We read about going into the wilderness in Rev.12, Ezek. 20 and Hosea 2. (and by the way, ‘fleeing to the wilderness’ and ‘coming out of Babylon’ are not the same thing). In Rev. 12 they are told to flee into the wilderness to a place that has been prepared by God for her (Israel). This is apparently speaking to those that are residing in the land of Israel and is going to take place during what we call the tribulation. We see this referred to by Yeshua in Matt. 24:16, Mark 13;14.
In Hosea 2:14-15 it speaks about the Lord bringing the people into the wilderness. This was given by Hosea to the Northern Kingdom (Ephraim) . . .
14 “Therefore I am now going to allure her; I will lead her into the desert and speak tenderly to her.
15 There I will give her back her vineyards, and will make the Valley of Achor {15 Achor means trouble.} a door of hope. There she will sing {15 Or respond} as in the days of her youth, as in the day she came up out of Egypt.

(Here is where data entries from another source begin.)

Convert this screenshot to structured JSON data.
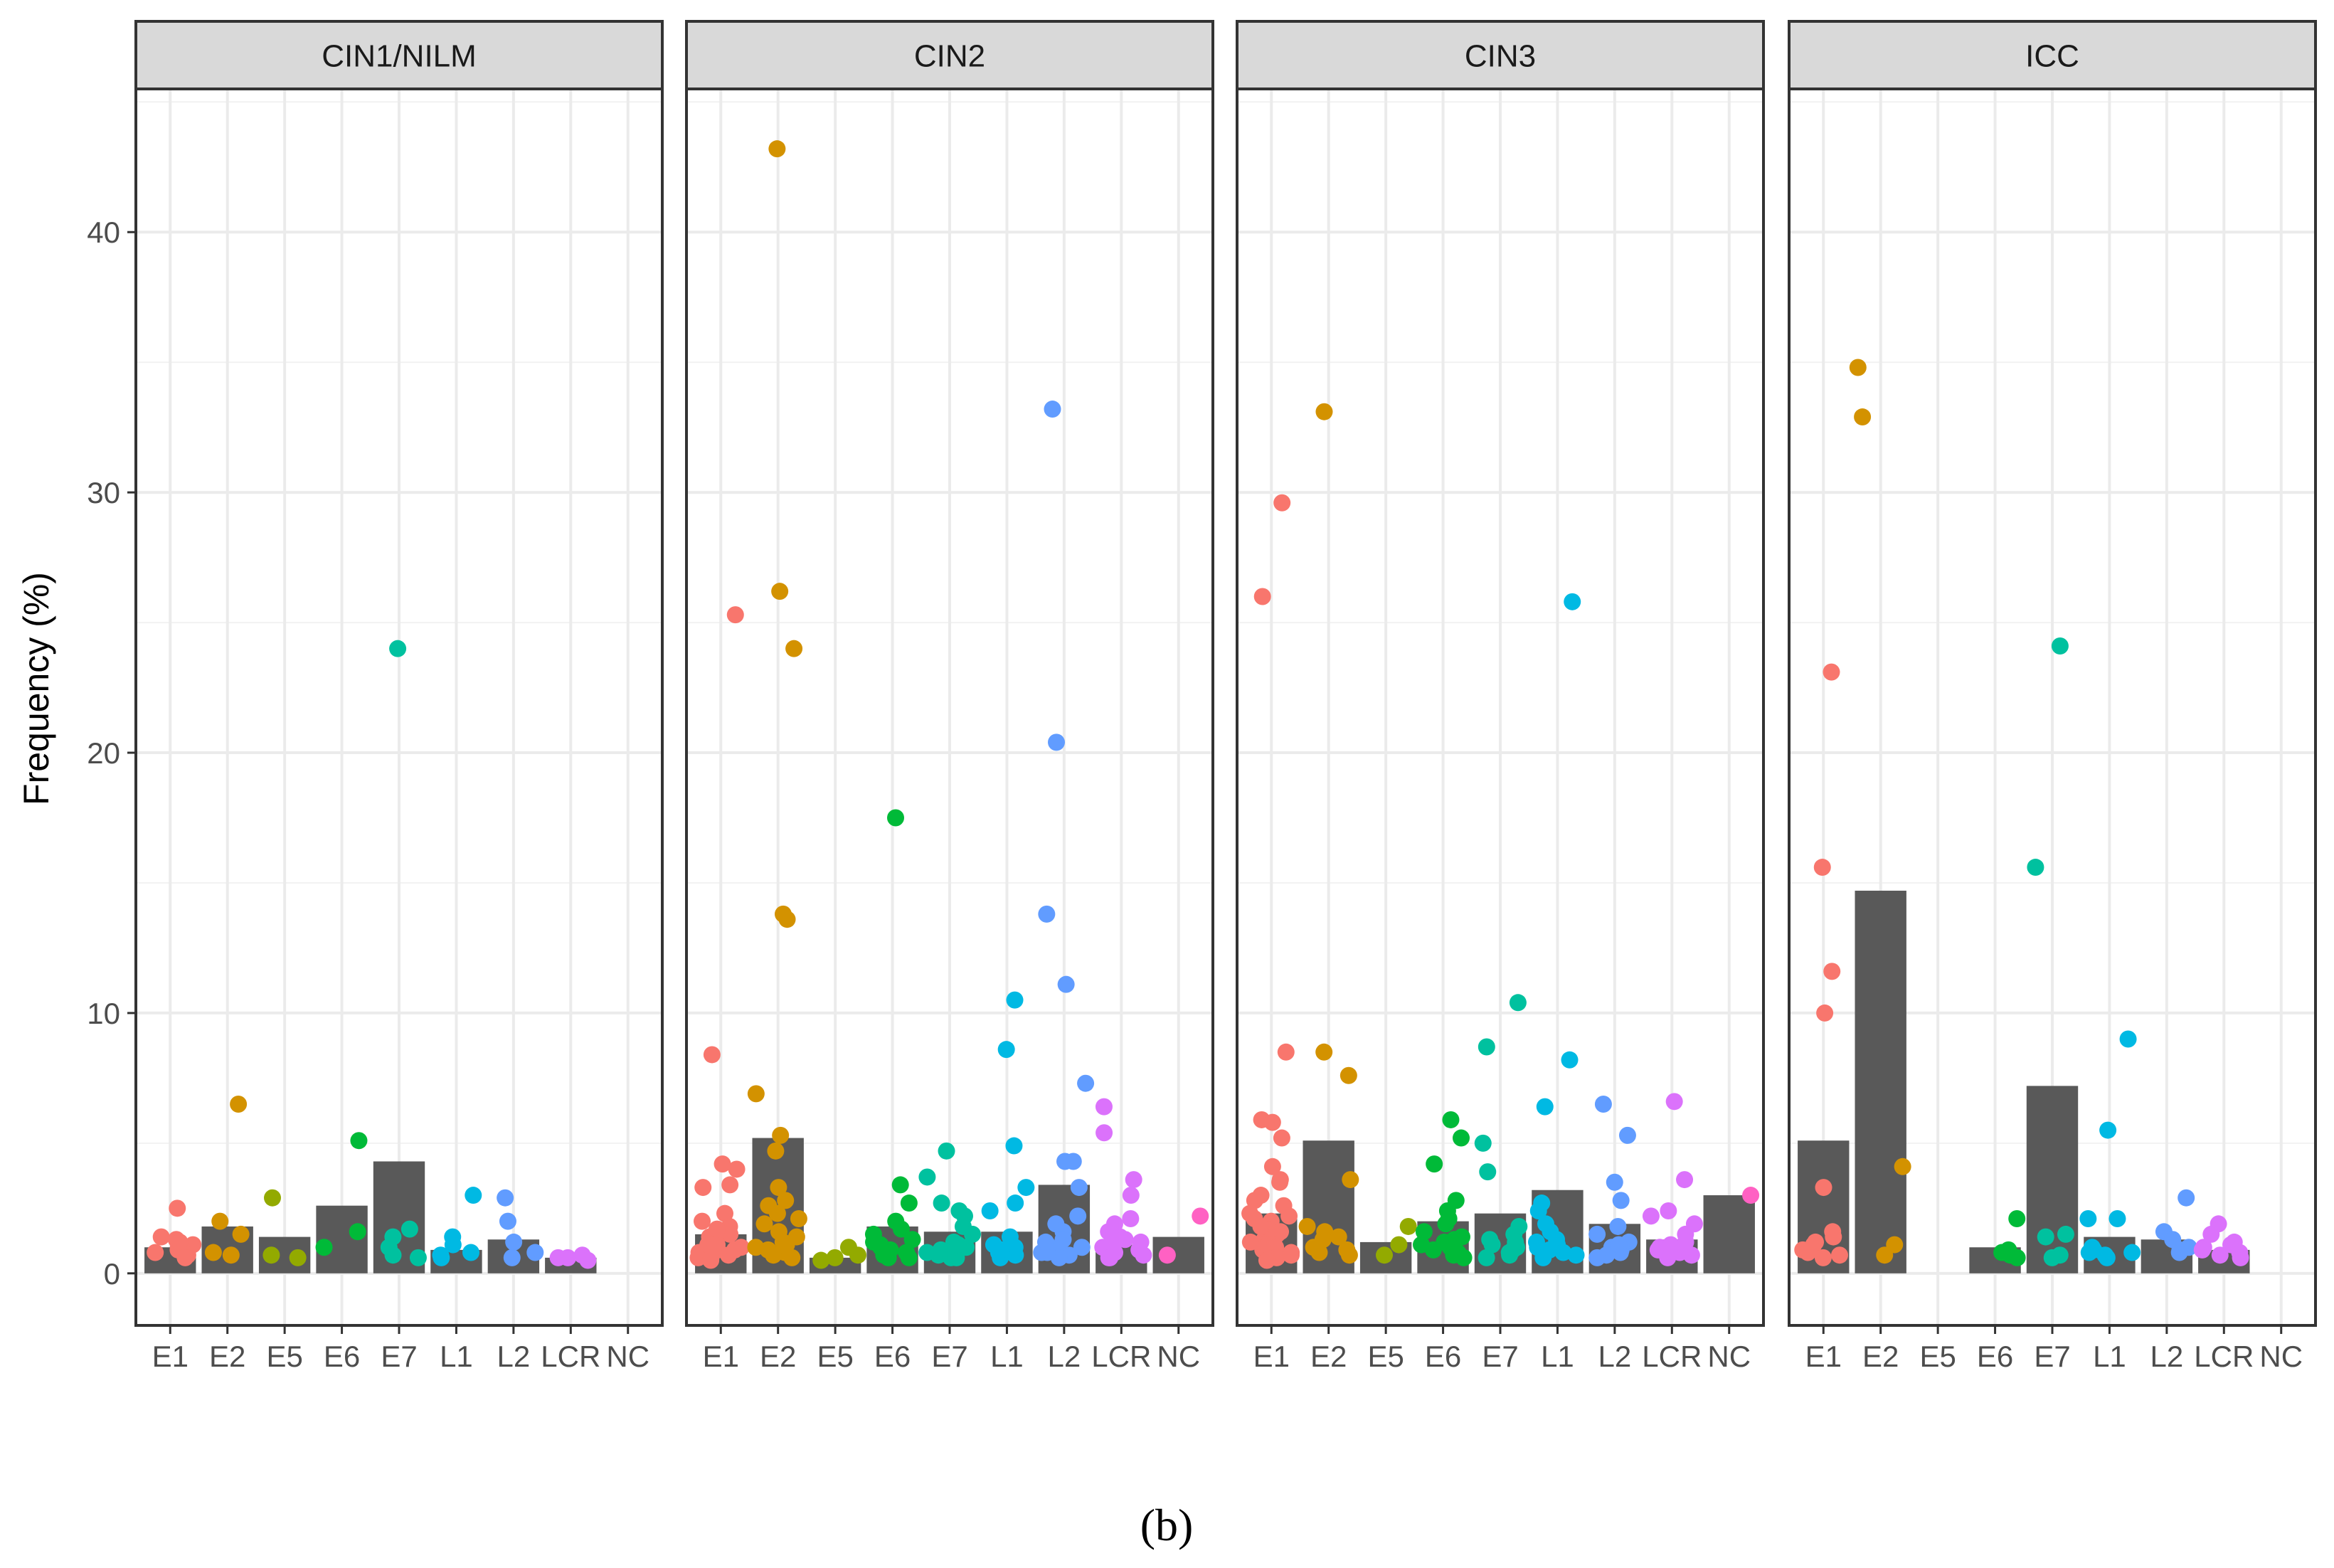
{
  "caption": "(b)",
  "chart_data": {
    "type": "bar",
    "ylabel": "Frequency (%)",
    "xlabel": "",
    "ylim": [
      -2,
      45.5
    ],
    "y_ticks": [
      0,
      10,
      20,
      30,
      40
    ],
    "categories": [
      "E1",
      "E2",
      "E5",
      "E6",
      "E7",
      "L1",
      "L2",
      "LCR",
      "NC"
    ],
    "category_colors": {
      "E1": "#F8766D",
      "E2": "#D39200",
      "E5": "#93AA00",
      "E6": "#00BA38",
      "E7": "#00C19F",
      "L1": "#00B9E3",
      "L2": "#619CFF",
      "LCR": "#DB72FB",
      "NC": "#FF61C3"
    },
    "bar_color": "#595959",
    "grid": true,
    "panels": [
      {
        "title": "CIN1/NILM",
        "bars": [
          1.0,
          1.8,
          1.4,
          2.6,
          4.3,
          0.9,
          1.3,
          0.6,
          0
        ],
        "points": {
          "E1": [
            2.5,
            1.4,
            1.3,
            1.1,
            1.0,
            0.9,
            0.8,
            0.7,
            1.2,
            0.6
          ],
          "E2": [
            6.5,
            2.0,
            1.5,
            0.8,
            0.7
          ],
          "E5": [
            2.9,
            0.7,
            0.6
          ],
          "E6": [
            5.1,
            1.6,
            1.0
          ],
          "E7": [
            24.0,
            1.7,
            1.4,
            1.0,
            0.7,
            0.6
          ],
          "L1": [
            3.0,
            1.4,
            1.1,
            0.8,
            0.6,
            0.7
          ],
          "L2": [
            2.9,
            2.0,
            1.2,
            0.8,
            0.6
          ],
          "LCR": [
            0.7,
            0.6,
            0.6,
            0.5
          ],
          "NC": []
        }
      },
      {
        "title": "CIN2",
        "bars": [
          1.5,
          5.2,
          0.6,
          1.8,
          1.6,
          1.6,
          3.4,
          1.1,
          1.4
        ],
        "points": {
          "E1": [
            25.3,
            8.4,
            4.2,
            4.0,
            3.4,
            3.3,
            2.3,
            2.0,
            1.8,
            1.6,
            1.5,
            1.4,
            1.3,
            1.2,
            1.1,
            1.0,
            0.9,
            0.8,
            0.8,
            0.7,
            0.7,
            0.6,
            0.6,
            0.5,
            1.7,
            1.1,
            0.9
          ],
          "E2": [
            43.2,
            26.2,
            24.0,
            13.8,
            13.6,
            6.9,
            5.3,
            4.7,
            3.3,
            2.8,
            2.6,
            2.3,
            2.1,
            1.9,
            1.6,
            1.4,
            1.2,
            1.0,
            0.9,
            0.8,
            0.7,
            0.6,
            1.1,
            0.9
          ],
          "E5": [
            1.0,
            0.7,
            0.6,
            0.5
          ],
          "E6": [
            17.5,
            3.4,
            2.7,
            2.0,
            1.7,
            1.5,
            1.3,
            1.2,
            1.0,
            0.9,
            0.8,
            0.7,
            0.6,
            1.1,
            0.8,
            0.6
          ],
          "E7": [
            4.7,
            3.7,
            2.7,
            2.4,
            2.2,
            1.8,
            1.5,
            1.2,
            1.0,
            0.9,
            0.8,
            0.7,
            0.6,
            0.6,
            1.1
          ],
          "L1": [
            10.5,
            8.6,
            4.9,
            3.3,
            2.7,
            2.4,
            1.4,
            1.1,
            1.0,
            0.9,
            0.8,
            0.7,
            0.6,
            0.9
          ],
          "L2": [
            33.2,
            20.4,
            13.8,
            11.1,
            7.3,
            4.3,
            4.3,
            3.3,
            2.2,
            1.9,
            1.6,
            1.3,
            1.1,
            1.0,
            0.9,
            0.8,
            0.7,
            0.6,
            1.2,
            0.8
          ],
          "LCR": [
            6.4,
            5.4,
            3.6,
            3.0,
            2.1,
            1.9,
            1.6,
            1.4,
            1.2,
            1.1,
            1.0,
            0.9,
            0.8,
            0.7,
            0.6,
            0.6,
            1.3
          ],
          "NC": [
            2.2,
            0.7
          ]
        }
      },
      {
        "title": "CIN3",
        "bars": [
          2.3,
          5.1,
          1.2,
          2.0,
          2.3,
          3.2,
          1.9,
          1.3,
          3.0
        ],
        "points": {
          "E1": [
            29.6,
            26.0,
            8.5,
            5.9,
            5.8,
            5.2,
            4.1,
            3.6,
            3.5,
            3.0,
            2.8,
            2.6,
            2.3,
            2.1,
            2.0,
            1.9,
            1.7,
            1.6,
            1.5,
            1.4,
            1.3,
            1.2,
            1.1,
            1.0,
            0.9,
            0.8,
            0.7,
            0.6,
            0.5,
            2.2,
            1.8,
            1.2
          ],
          "E2": [
            33.1,
            8.5,
            7.6,
            3.6,
            1.8,
            1.6,
            1.3,
            1.0,
            0.9,
            0.8,
            0.7,
            1.4
          ],
          "E5": [
            1.8,
            1.1,
            0.7
          ],
          "E6": [
            5.9,
            5.2,
            4.2,
            2.8,
            2.4,
            2.1,
            1.9,
            1.6,
            1.4,
            1.3,
            1.1,
            1.0,
            0.9,
            0.8,
            0.7,
            0.6,
            1.2
          ],
          "E7": [
            10.4,
            8.7,
            5.0,
            3.9,
            1.8,
            1.5,
            1.3,
            1.1,
            1.0,
            0.9,
            0.8,
            0.7,
            0.6,
            1.2
          ],
          "L1": [
            25.8,
            8.2,
            6.4,
            2.7,
            2.4,
            1.9,
            1.6,
            1.3,
            1.1,
            1.0,
            0.9,
            0.8,
            0.7,
            0.6,
            1.2
          ],
          "L2": [
            6.5,
            5.3,
            3.5,
            2.8,
            1.8,
            1.5,
            1.2,
            1.0,
            0.9,
            0.8,
            0.7,
            0.6,
            1.1
          ],
          "LCR": [
            6.6,
            3.6,
            2.4,
            2.2,
            1.9,
            1.5,
            1.2,
            1.0,
            0.9,
            0.8,
            0.7,
            0.6,
            1.1
          ],
          "NC": [
            3.0
          ]
        }
      },
      {
        "title": "ICC",
        "bars": [
          5.1,
          14.7,
          0,
          1.0,
          7.2,
          1.4,
          1.3,
          0.9,
          0
        ],
        "points": {
          "E1": [
            23.1,
            15.6,
            11.6,
            10.0,
            3.3,
            1.6,
            1.4,
            1.1,
            1.0,
            0.9,
            0.8,
            0.7,
            0.6,
            1.2
          ],
          "E2": [
            34.8,
            32.9,
            4.1,
            1.1,
            0.7
          ],
          "E5": [],
          "E6": [
            2.1,
            0.9,
            0.8,
            0.7,
            0.6,
            0.8
          ],
          "E7": [
            24.1,
            15.6,
            1.5,
            1.4,
            0.7,
            0.6
          ],
          "L1": [
            9.0,
            5.5,
            2.1,
            2.1,
            1.0,
            0.9,
            0.8,
            0.7,
            0.6,
            0.8
          ],
          "L2": [
            2.9,
            1.6,
            1.3,
            1.0,
            0.9,
            0.8
          ],
          "LCR": [
            1.9,
            1.5,
            1.2,
            1.0,
            0.9,
            0.8,
            0.7,
            0.6,
            1.1
          ],
          "NC": []
        }
      }
    ]
  }
}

Why is the woman pictured in Revelation? Because it is time to start the birthing process again. The first time was physical with twelve sons. The second time is spiritual . Israel will be birthed or born again (pun intended). As Jacob produced sons in the physical so Messiah produces offspring in the spiritual. Messiah came the first time born of flesh to start the process of bringing back the lost sheep of the house of Israel . Peter said the last days began then (Acts 2) . Scripture bears that out in Hosea 6:1-2 . . . “Hosea 6:1 “Come, let us return to the LORD. He has torn us to pieces but he will heal us; he has injured us but he will bind up our wounds.
2 After two days he will revive us; on the third day he will restore us, that we may live in his presence.””
At the second day mark He came to revive us and now we are at the 3rd day where He says He will restore. Restore what? The Land, the people, the people to the Land.
Hosea 2:23 “I will plant her for myself in the land; I will show my love to the one I called ‘Not my loved one. {23 Hebrew Lo-Ruhamah} ‘I will say to those called ‘Not my people, {23 Hebrew Lo-Ammi} ”You are my people’; and they will say, ‘You are my God.'”
Ezekiel 20:40 “For on my holy mountain, the high mountain of Israel, declares the Sovereign LORD, there in the land the entire house of Israel will serve me, and there I will accept them . . .”
What happened in Gen. is a type and shadow of what is taking place in Rev.12 and is a prophetic picture being fulfilled in these last days.
The restoration will happen at Messiah’s second coming. So let us have the spiritual eyes of Rebekah to see where we are and what is taking place.